À LA VEILLE des Strade Bianche, qui lanceront la saison italienne à travers les sentes poussiéreuses du Chianti, les Italiens, moroses, inquiets pour leur cyclisme jadis si florissant mais aujourd’hui miné par sa mauvaise conscience sont très étrangement nostalgiques de Marco Pantani, mort il y a dix ans, d’une overdose de cocaïne et de tristesse dans un hôtel de Rimini.
Le Romagnol n’est plus ce héros shakespearien tragique et encombrant, isolé dans sa gloire, cruellement incompris qu’il était avant que Lance Armstrong ne passe aux aveux mais à retardement, l’incarnation d’une Italie conquérante auquel RAI Sport 2 a consacré plus de douze heures d’antenne – pas moins ! – le 14 février dernier. La transmission s’intitulait C’era una volta il Pirata (Il était une fois le pirate). Un pari éditorial audacieux, doublé d’une réhabilitation publique, salué par de fortes audiences. « Au-delà de ce que l’on peut penser de sa fin tragique, Pantani a suggéré de très fortes émotions, pas seulement dans notre pays, il fait partie de notre histoire », avait déclaré Mauro Vegni, l’organisateur de la RCS, en septembre dernier, lors de la présentation à Milan du prochain Giro où deux étapes lui seront dédiées : la première au sanctuaire d’Oropa, la seconde au monte Campione, théâtre d’un âpre duel au couteau en 1998 avec Pavel Tonkov.

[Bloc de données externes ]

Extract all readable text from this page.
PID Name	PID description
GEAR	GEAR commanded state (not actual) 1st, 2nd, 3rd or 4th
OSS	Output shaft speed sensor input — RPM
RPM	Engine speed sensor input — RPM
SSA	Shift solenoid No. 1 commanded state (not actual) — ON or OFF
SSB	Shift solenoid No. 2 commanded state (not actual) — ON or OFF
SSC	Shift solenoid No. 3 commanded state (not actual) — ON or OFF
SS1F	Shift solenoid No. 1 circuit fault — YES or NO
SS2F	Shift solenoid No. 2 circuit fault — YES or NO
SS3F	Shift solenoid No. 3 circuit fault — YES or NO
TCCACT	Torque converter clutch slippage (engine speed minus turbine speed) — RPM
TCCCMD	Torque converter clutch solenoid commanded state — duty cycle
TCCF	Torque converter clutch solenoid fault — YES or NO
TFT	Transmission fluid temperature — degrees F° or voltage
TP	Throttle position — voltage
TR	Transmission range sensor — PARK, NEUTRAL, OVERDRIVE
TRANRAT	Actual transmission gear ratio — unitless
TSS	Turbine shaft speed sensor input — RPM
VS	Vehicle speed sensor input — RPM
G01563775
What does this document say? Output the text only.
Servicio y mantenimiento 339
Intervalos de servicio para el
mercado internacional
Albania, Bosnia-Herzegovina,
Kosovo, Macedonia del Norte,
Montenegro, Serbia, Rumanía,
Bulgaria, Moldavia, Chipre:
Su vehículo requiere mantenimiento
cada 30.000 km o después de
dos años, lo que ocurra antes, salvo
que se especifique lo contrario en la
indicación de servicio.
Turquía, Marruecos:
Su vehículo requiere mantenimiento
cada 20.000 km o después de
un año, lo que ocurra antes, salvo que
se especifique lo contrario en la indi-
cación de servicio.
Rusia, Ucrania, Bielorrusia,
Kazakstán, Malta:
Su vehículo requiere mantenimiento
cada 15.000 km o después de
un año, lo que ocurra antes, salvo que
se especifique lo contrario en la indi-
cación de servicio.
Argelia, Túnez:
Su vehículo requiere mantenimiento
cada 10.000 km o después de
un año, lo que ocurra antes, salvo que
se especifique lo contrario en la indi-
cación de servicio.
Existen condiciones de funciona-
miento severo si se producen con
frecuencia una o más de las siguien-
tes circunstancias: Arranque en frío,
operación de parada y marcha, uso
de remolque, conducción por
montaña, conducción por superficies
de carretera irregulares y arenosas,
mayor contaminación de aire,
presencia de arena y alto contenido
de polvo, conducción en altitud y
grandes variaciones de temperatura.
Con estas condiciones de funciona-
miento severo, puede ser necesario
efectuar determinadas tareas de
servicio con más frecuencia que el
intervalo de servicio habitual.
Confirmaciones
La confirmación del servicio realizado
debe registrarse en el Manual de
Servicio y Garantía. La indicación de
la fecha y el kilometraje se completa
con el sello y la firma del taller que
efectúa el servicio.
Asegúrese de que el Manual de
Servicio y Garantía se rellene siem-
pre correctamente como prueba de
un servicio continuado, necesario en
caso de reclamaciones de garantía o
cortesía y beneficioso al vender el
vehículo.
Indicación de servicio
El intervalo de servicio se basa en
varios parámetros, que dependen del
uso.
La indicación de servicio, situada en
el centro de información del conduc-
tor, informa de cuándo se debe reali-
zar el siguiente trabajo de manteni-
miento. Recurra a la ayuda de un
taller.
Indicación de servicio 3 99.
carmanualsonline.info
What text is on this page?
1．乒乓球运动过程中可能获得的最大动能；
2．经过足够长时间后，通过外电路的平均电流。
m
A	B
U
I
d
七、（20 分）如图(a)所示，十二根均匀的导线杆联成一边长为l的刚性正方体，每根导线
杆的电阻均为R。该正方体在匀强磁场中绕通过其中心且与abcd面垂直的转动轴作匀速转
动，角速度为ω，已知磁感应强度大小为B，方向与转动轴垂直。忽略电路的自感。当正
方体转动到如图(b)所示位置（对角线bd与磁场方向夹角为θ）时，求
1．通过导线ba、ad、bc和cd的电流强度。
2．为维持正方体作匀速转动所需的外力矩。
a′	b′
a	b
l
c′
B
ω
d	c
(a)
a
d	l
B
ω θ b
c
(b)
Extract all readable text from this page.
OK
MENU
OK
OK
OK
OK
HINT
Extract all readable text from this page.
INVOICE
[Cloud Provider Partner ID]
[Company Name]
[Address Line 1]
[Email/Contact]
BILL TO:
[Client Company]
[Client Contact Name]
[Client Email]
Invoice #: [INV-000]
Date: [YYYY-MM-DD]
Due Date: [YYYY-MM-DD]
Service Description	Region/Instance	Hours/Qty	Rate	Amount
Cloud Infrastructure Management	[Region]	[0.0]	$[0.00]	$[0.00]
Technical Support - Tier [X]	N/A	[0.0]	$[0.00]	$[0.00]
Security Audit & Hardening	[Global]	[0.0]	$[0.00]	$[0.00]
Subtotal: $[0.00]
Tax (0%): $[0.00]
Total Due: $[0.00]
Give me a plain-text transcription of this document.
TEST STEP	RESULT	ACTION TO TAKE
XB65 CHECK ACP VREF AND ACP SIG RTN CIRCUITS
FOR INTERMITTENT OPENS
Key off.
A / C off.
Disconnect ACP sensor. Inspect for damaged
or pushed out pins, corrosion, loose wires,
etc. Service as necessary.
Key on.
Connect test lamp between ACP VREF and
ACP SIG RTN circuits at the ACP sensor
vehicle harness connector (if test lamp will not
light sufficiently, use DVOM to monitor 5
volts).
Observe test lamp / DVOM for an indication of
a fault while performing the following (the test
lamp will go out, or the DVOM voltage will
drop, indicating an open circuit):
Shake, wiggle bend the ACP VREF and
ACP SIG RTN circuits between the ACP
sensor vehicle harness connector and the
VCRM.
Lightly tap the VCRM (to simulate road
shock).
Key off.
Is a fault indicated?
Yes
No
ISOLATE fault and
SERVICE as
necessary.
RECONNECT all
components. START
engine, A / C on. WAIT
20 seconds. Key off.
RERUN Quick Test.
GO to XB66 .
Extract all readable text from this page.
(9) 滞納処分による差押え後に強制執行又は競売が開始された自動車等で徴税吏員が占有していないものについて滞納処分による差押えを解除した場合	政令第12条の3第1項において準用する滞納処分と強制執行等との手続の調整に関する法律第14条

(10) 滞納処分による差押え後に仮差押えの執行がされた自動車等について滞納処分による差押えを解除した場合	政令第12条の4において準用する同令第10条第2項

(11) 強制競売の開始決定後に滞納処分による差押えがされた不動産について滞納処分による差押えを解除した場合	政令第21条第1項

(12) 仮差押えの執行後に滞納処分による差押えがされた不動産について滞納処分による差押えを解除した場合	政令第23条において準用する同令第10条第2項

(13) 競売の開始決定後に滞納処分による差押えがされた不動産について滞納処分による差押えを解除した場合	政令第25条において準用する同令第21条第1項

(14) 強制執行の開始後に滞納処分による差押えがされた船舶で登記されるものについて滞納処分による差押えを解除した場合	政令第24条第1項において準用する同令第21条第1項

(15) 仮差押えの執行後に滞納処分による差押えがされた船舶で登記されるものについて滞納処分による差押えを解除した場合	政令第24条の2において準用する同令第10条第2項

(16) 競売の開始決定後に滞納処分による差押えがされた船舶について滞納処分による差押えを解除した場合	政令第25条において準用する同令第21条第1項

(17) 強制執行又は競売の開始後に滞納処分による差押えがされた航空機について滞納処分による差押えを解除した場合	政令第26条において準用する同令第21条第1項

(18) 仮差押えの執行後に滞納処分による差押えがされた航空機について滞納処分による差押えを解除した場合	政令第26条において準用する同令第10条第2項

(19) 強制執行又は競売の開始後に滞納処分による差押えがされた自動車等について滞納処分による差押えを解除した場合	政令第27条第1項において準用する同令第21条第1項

C’était un an avant que l’Italie cycliste ne sombre avec le Pirate dans une lente décadence liée à son économie moribonde (la Fédération peine à trouver des sponsors), à l’omnipotence des préparateurs italiens, à l’extinction de ses figures populaires, toutes rattrapées par le dopage, qu’il s’agisse de Basso, Scarponi, de Rebellin, Ballan ou Riccardo Ricco, le cobra de Modène, disqualifié pour neuf ans, ou du multirécidiviste Danilo Di Luca, suspendu à vie par le CONI (le Comité national olympique italien), et haï par ses pairs pour avoir déclaré l’autre jour, dans l’émission polémiste d’Italia Uno, les Hyènes, «qu’il est impossible de finir dans les dix premiers d’un Giro sans se doper » . Selon lui, « quatre-vingt-dix pour cent des coureurs du Giro se doperaient » . Propos scandaleux, selon les uns ; délirants, selon les autres, inexcusables pour l’ACCPI (l’association des coureurs italiens), qui l’assignera en justice pour diffamation, une façon aussi de l’inciter à plus de prudence, alors que Di Luca s’apprête à publier ses mémoires, avec, à la clé, paraît-il, de nouvelles révélations dévastatrices sur les pratiques déviantes d’une époque heureusement révolue. « Il ne sait plus quoi inventer pour se faire de l’argent. De toute évidence, il n’a plus toute sa tête » , a regretté Vincenzo Nibali, le dernier dignitaire, chargé d’entretenir la flamme vacillante d’un peloton italien désorienté, qui ne compte que deux équipes dans le Pro Tour : la Cannondale, d’essence américaine, et la Lampre, l’une et l’autre structurées autour de deux leaders étrangers (Peter Sagan et Rui Costa), un des nombreux symptômes de ces temps bousculés qui placent les Italiens dans l’obligation d’assumer les dérives de leur propre passé. Pour mieux repartir de l’avant.